PACOTE DE SERVIÇOS BANCÁRIOS NÃO CONTRATADO.
AUSÊNCIA DE PROVA DA ADESÃO.
PRÁTICA ABUSIVA CONFIGURADA.
RESTITUIÇÃO EM DOBRO DOS VALORES.
DANO MORAL CONFIGURADO.
INDENIZAÇÃO FIXADA.
RECURSO PROVIDO.
Recurso inominado interposto pela parte autora contra sentença que julgou parcialmente procedentes os pedidos iniciais, determinando a suspensão dos descontos indevidos referentes a pacote de serviços bancários, a restituição em dobro dos valores descontados e a aplicação de multa em caso de descumprimento.
A parte autora pleiteia a condenação da instituição financeira ao pagamento de indenização por danos morais.
Há duas questões em discussão: (i) definir se a instituição financeira comprovou a adesão válida da parte autora ao contrato de pacote de serviços bancários; e (ii) estabelecer se a cobrança indevida enseja indenização por danos morais.
A relação entre as partes caracteriza-se como relação de consumo, sendo aplicáveis as disposições do Código de Defesa do Consumidor (CDC), inclusive quanto à responsabilidade objetiva do fornecedor pelo serviço defeituoso.
A ausência de prova idônea da adesão da parte autora ao pacote de serviços bancários configura prática abusiva da instituição financeira, nos termos do art. 6º, IV, e art. 39, III, do CDC.
O desconto indevido de valores da conta bancária da parte autora, sem contratação válida, caracteriza dano moral, pois impõe ao consumidor transtornos e aflições que ultrapassam o mero aborrecimento.
Recurso provido.
Tese de julgamento: A cobrança de pacote de serviços bancários sem comprovação válida da adesão do consumidor caracteriza prática abusiva e impõe a restituição em dobro dos valores indevidamente descontados.
A ausência de contratação válida e os descontos indevidos ensejam dano moral, sendo cabível a indenização.
A indenização por danos morais deve ser fixada em observância aos princípios da razoabilidade e proporcionalidade.
Dispositivos relevantes citados: CDC, arts. 6º, IV e VIII; 14; 39, III; 42, parágrafo único.
RELATÓRIO RECURSO INOMINADO CÍVEL (460) -0804133-58.2023.8.18.0167 RECORRENTE: CARLOS EDUARDO FERNANDES DE ABREU Advogado do(a) RECORRENTE: KARLINY CAMPOS SILVA - PI14629-A RECORRIDO: BANCO DO BRASIL SA Advogado do(a) RECORRIDO: KARINA DE ALMEIDA BATISTUCI - PI7197-A RELATOR(A): 3ª Cadeira da 3ª Turma Recursal Trata-se de AÇÃO DECLARATÓRIA DE INEXISTÊNCIA CONTRATUAL C/C RESTITUIÇÃO MATERIAL E COMPENSAÇÃO MORAL em que a parte autora alega está sendo cobrada indevidamente por serviço de “TARIFA PACOTE DE SERVIÇOS” não contratado.
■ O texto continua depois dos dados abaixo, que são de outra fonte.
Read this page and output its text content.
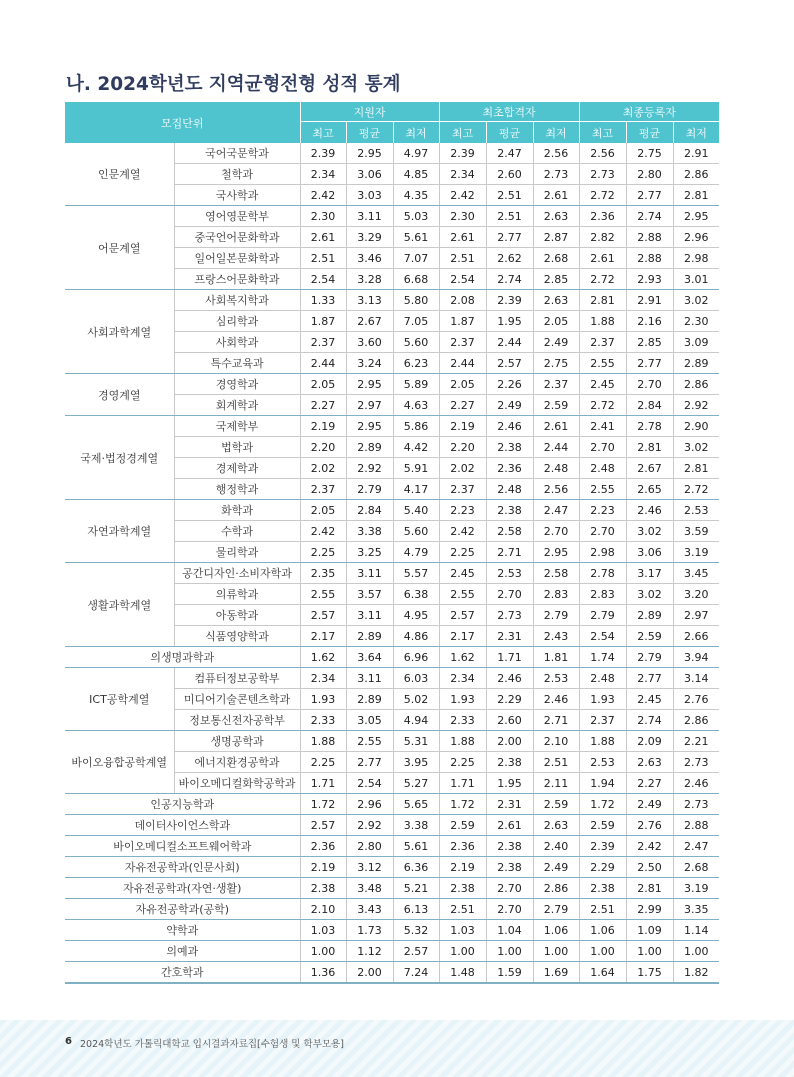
나. 2024학년도 지역균형전형 성적 통계
모집단위		지원자			최초합격자			최종등록자		
		최고	평균	최저	최고	평균	최저	최고	평균	최저
인문계열	국어국문학과	2.39	2.95	4.97	2.39	2.47	2.56	2.56	2.75	2.91
	철학과	2.34	3.06	4.85	2.34	2.60	2.73	2.73	2.80	2.86
	국사학과	2.42	3.03	4.35	2.42	2.51	2.61	2.72	2.77	2.81
어문계열	영어영문학부	2.30	3.11	5.03	2.30	2.51	2.63	2.36	2.74	2.95
	중국언어문화학과	2.61	3.29	5.61	2.61	2.77	2.87	2.82	2.88	2.96
	일어일본문화학과	2.51	3.46	7.07	2.51	2.62	2.68	2.61	2.88	2.98
	프랑스어문화학과	2.54	3.28	6.68	2.54	2.74	2.85	2.72	2.93	3.01
사회과학계열	사회복지학과	1.33	3.13	5.80	2.08	2.39	2.63	2.81	2.91	3.02
	심리학과	1.87	2.67	7.05	1.87	1.95	2.05	1.88	2.16	2.30
	사회학과	2.37	3.60	5.60	2.37	2.44	2.49	2.37	2.85	3.09
	특수교육과	2.44	3.24	6.23	2.44	2.57	2.75	2.55	2.77	2.89
경영계열	경영학과	2.05	2.95	5.89	2.05	2.26	2.37	2.45	2.70	2.86
	회계학과	2.27	2.97	4.63	2.27	2.49	2.59	2.72	2.84	2.92
국제·법정경계열	국제학부	2.19	2.95	5.86	2.19	2.46	2.61	2.41	2.78	2.90
	법학과	2.20	2.89	4.42	2.20	2.38	2.44	2.70	2.81	3.02
	경제학과	2.02	2.92	5.91	2.02	2.36	2.48	2.48	2.67	2.81
	행정학과	2.37	2.79	4.17	2.37	2.48	2.56	2.55	2.65	2.72
자연과학계열	화학과	2.05	2.84	5.40	2.23	2.38	2.47	2.23	2.46	2.53
	수학과	2.42	3.38	5.60	2.42	2.58	2.70	2.70	3.02	3.59
	물리학과	2.25	3.25	4.79	2.25	2.71	2.95	2.98	3.06	3.19
생활과학계열	공간디자인·소비자학과	2.35	3.11	5.57	2.45	2.53	2.58	2.78	3.17	3.45
	의류학과	2.55	3.57	6.38	2.55	2.70	2.83	2.83	3.02	3.20
	아동학과	2.57	3.11	4.95	2.57	2.73	2.79	2.79	2.89	2.97
	식품영양학과	2.17	2.89	4.86	2.17	2.31	2.43	2.54	2.59	2.66
의생명과학과		1.62	3.64	6.96	1.62	1.71	1.81	1.74	2.79	3.94
ICT공학계열	컴퓨터정보공학부	2.34	3.11	6.03	2.34	2.46	2.53	2.48	2.77	3.14
	미디어기술콘텐츠학과	1.93	2.89	5.02	1.93	2.29	2.46	1.93	2.45	2.76
	정보통신전자공학부	2.33	3.05	4.94	2.33	2.60	2.71	2.37	2.74	2.86
바이오융합공학계열	생명공학과	1.88	2.55	5.31	1.88	2.00	2.10	1.88	2.09	2.21
	에너지환경공학과	2.25	2.77	3.95	2.25	2.38	2.51	2.53	2.63	2.73
	바이오메디컬화학공학과	1.71	2.54	5.27	1.71	1.95	2.11	1.94	2.27	2.46
인공지능학과		1.72	2.96	5.65	1.72	2.31	2.59	1.72	2.49	2.73
데이터사이언스학과		2.57	2.92	3.38	2.59	2.61	2.63	2.59	2.76	2.88
바이오메디컬소프트웨어학과		2.36	2.80	5.61	2.36	2.38	2.40	2.39	2.42	2.47
자유전공학과(인문사회)		2.19	3.12	6.36	2.19	2.38	2.49	2.29	2.50	2.68
자유전공학과(자연·생활)		2.38	3.48	5.21	2.38	2.70	2.86	2.38	2.81	3.19
자유전공학과(공학)		2.10	3.43	6.13	2.51	2.70	2.79	2.51	2.99	3.35
약학과		1.03	1.73	5.32	1.03	1.04	1.06	1.06	1.09	1.14
의예과		1.00	1.12	2.57	1.00	1.00	1.00	1.00	1.00	1.00
간호학과		1.36	2.00	7.24	1.48	1.59	1.69	1.64	1.75	1.82
6 2024학년도 가톨릭대학교 입시결과자료집[수험생 및 학부모용]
Pleiteando, ao final, a repetição do indébito e indenização por danos morais.
Sobreveio sentença que julgou parcialmente procedentes os pedidos do autor, in verbis: “Ante o exposto, JULGO PARCIALMENTE PROCEDENTE a ação, para: a)CONDENAR o banco a restituir, de maneira simples, os valores descontados indevidamente, no valor de R$ 1.196,80 (mil cento e noventa e seis reais e oitenta centavos). corrigidos monetariamente mediante IPCA (Lei 14.905/2024) desde a data do ajuizamento da demanda e acrescidos de juros de 1,00% (um por cento), estes contados desde a data da citação e corrigidos pela taxa SELIC; b) INDEFERIR o pedido de condenação em danos morais; c)CONCEDER a justiça gratuita, nos termos do art. 98 e seguintes do CPC.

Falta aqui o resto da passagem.